E allora, che cosa attenderebbe il paese dietro la curva del No? L’ennesimo governo dei “tecnici”, che di solito sono tutto men che quello? L’ennesimo governicchio di transizione? Qualche révenant del berlusconismo o dell’antiberlusconismo, della veterosinistra o della neodestra? I sedicenti puri-e-duri pentastellati con le loro buone intenzioni, la loro spocchia di superonesti per definizione, la loro “cupola” oligarchico-esoterica, i loro litigi, i loro firmaioli falsari? I neomicronazionalisti con la loro ridicola retorica patriottarda? I neoultrasinistri con la loro nostalgia del tempo degli “eskimo innocenti”, come dice Guccini? Quelli della “destra epr il sì”, con la loro voglia di tornare a galla, la loro nostalgia dei bei tempi delle poltrone e della comparsate quotidiane in Tivù? Via, non scherziamo.
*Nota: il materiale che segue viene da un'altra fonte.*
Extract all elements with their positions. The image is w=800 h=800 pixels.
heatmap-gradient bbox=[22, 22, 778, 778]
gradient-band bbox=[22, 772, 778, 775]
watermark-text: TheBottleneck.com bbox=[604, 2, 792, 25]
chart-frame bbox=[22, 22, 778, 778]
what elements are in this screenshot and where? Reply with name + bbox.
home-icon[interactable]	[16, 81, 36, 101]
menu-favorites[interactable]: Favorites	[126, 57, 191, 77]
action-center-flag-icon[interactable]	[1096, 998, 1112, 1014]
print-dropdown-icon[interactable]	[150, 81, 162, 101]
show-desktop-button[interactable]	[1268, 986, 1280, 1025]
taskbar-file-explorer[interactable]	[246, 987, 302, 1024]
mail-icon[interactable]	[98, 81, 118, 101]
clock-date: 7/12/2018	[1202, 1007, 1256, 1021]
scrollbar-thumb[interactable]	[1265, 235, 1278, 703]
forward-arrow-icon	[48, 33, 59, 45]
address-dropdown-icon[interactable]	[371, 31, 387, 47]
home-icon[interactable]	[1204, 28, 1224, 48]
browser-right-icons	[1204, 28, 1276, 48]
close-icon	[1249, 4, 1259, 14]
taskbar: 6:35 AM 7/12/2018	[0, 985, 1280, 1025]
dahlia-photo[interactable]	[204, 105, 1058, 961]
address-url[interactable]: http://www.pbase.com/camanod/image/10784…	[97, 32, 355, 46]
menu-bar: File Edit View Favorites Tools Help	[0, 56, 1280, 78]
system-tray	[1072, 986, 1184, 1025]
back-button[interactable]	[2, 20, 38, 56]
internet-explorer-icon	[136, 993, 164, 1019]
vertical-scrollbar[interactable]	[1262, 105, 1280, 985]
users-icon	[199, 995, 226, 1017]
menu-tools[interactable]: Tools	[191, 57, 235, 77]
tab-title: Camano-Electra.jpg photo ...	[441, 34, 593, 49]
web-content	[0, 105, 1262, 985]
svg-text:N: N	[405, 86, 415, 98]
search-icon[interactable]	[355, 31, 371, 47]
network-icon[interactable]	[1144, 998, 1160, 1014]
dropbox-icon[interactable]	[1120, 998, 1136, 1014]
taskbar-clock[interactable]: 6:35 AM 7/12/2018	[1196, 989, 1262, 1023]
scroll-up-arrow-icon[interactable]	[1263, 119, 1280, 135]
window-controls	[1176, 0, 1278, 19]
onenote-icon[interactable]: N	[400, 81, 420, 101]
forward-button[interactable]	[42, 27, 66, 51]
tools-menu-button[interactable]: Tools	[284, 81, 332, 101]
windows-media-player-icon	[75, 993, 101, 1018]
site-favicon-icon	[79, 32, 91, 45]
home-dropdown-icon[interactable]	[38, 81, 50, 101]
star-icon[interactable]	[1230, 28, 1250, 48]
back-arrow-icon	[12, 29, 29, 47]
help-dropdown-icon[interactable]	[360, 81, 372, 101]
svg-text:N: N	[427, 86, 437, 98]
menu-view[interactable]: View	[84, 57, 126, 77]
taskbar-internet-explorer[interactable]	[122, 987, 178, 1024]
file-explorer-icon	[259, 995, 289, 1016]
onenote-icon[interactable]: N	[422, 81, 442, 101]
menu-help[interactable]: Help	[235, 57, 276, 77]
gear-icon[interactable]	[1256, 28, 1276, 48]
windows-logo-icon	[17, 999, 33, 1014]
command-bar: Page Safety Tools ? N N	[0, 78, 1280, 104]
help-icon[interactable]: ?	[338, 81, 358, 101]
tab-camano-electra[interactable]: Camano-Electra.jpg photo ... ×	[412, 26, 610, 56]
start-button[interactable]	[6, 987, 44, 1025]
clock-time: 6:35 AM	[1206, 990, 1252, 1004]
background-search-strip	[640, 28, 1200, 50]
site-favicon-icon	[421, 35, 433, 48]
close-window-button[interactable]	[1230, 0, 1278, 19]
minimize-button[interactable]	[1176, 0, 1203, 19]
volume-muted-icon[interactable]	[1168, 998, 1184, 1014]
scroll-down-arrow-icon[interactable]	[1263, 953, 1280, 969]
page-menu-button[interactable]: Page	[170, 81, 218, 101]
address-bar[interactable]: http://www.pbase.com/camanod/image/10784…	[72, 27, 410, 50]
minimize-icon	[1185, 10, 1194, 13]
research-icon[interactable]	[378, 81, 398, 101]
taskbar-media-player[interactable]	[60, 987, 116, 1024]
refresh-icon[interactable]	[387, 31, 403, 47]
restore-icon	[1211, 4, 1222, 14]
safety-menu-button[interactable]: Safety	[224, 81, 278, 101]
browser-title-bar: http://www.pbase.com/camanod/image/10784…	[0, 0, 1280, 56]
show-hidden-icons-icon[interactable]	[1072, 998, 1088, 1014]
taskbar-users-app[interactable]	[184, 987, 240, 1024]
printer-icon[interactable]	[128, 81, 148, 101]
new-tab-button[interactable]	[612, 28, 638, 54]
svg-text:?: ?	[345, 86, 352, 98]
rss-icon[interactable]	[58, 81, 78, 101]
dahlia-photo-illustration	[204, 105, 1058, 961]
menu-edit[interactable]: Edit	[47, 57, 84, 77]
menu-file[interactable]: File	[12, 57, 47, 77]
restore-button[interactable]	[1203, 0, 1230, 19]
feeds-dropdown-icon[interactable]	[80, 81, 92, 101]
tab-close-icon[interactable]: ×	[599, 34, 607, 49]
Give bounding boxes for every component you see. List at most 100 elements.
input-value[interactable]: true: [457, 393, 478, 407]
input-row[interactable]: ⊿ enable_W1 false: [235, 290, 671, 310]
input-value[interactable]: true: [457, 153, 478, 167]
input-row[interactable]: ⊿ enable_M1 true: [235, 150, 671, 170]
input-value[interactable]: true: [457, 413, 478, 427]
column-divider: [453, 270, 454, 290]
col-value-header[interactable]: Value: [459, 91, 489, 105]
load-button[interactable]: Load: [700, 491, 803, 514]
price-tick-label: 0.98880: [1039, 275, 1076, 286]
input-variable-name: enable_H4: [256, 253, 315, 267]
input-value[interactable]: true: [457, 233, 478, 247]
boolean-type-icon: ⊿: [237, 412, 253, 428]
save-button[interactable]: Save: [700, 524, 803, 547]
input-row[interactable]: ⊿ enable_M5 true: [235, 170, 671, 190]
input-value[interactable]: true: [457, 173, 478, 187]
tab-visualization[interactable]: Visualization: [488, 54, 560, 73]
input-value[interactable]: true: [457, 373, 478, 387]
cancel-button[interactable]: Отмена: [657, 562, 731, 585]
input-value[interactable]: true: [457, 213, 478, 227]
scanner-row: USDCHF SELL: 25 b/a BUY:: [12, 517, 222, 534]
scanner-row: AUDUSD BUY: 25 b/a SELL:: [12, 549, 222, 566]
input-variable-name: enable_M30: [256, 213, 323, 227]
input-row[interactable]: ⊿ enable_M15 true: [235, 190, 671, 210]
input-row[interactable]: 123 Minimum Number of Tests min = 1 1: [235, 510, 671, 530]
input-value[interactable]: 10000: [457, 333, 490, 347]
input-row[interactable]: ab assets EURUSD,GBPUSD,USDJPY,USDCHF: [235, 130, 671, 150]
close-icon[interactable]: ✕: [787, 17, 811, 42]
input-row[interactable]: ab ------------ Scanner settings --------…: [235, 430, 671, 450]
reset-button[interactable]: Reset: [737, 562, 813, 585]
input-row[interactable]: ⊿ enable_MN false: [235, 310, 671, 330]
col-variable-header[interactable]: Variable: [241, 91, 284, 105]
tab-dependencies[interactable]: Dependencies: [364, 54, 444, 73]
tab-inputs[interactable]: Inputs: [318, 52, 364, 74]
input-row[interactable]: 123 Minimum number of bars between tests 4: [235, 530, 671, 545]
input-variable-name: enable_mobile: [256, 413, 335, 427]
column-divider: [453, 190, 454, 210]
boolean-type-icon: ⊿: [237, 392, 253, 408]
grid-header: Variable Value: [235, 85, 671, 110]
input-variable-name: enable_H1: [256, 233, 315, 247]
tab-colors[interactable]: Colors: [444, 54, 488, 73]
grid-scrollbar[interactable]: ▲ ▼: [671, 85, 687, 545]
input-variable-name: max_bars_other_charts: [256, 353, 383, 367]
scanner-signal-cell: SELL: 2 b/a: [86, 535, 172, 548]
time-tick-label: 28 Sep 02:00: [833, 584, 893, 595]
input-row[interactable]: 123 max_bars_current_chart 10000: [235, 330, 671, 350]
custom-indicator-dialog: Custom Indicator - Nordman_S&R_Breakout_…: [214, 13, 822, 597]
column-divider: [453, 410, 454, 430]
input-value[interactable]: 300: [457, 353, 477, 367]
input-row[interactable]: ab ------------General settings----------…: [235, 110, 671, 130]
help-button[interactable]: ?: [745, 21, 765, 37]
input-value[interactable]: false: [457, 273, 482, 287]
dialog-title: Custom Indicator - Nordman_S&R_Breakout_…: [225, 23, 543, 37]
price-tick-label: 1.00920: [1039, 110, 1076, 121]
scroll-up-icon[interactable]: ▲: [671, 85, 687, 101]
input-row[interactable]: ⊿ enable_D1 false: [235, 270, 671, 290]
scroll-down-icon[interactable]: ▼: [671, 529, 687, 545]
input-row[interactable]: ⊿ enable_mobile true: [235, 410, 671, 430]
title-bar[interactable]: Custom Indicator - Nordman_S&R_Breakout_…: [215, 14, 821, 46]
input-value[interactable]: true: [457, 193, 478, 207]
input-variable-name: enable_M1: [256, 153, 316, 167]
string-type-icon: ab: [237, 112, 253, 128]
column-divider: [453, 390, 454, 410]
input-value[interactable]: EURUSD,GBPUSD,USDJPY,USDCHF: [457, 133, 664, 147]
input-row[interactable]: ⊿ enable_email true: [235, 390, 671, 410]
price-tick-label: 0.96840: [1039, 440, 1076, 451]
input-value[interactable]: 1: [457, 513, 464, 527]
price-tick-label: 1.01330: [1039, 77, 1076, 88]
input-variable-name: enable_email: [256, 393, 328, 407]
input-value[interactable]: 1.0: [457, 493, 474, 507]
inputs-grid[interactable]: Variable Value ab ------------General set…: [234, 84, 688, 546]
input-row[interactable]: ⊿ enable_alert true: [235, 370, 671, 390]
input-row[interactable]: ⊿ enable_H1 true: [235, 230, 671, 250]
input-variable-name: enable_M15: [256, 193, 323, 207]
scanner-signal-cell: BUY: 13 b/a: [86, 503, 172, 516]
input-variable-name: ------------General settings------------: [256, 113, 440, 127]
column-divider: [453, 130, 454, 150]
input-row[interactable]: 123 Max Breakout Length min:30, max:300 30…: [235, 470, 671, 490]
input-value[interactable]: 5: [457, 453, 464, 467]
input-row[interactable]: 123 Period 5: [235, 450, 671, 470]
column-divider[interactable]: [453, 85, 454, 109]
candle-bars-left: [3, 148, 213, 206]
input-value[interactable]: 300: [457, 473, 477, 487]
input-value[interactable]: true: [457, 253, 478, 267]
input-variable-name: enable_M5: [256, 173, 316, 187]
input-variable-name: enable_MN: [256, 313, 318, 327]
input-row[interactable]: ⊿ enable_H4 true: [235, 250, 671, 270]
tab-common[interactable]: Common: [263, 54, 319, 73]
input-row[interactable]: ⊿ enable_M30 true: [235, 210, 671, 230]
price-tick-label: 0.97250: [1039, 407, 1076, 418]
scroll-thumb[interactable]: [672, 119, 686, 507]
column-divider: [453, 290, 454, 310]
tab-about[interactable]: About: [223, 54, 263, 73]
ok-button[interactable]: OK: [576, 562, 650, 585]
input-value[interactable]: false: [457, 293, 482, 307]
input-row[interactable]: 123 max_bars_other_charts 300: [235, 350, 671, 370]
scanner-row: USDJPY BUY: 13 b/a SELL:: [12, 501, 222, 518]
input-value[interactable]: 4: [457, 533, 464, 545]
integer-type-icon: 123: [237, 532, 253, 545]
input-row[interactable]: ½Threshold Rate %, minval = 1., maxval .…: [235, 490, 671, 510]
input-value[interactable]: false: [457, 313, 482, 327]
Cari amici, il paese è nella merda: tutto quel che possiamo fare è consentire a Matteo Renzi di governare fino al 2018 (magari augurandoci nel frattempo che la follìa di Trump riesca a scuotere la NATO dalle fondamenta, obbligando Italia ed Europa a qualche passo qualificante, magari d’emergenza, in politica estera e in politica fiscale per far fronte alle accresciute spese militari che si renderebbero necessari se le imprevedibili conseguenze di un terremoto americano ci restituisse la sovranità militare – e quindi politica – che dal dopoguerra in poi abbiamo perduto). Altri due anni di autocrazia rignanese potrebbe dare al paese, se non altro, uno straccio di stabilità: ed è quel che in questo momento è in primissima istanza necessario. L’alternativa è il buio oltre la siepe e il salto in quel buio. Qualcuno di voi crede che atterreremmo su un materasso di piume? Bene, allora: fatevi sotto. Accomodatevi pure, muniti di tuta imbottita e di paracadute. Votate No e che Dio vi aiuti.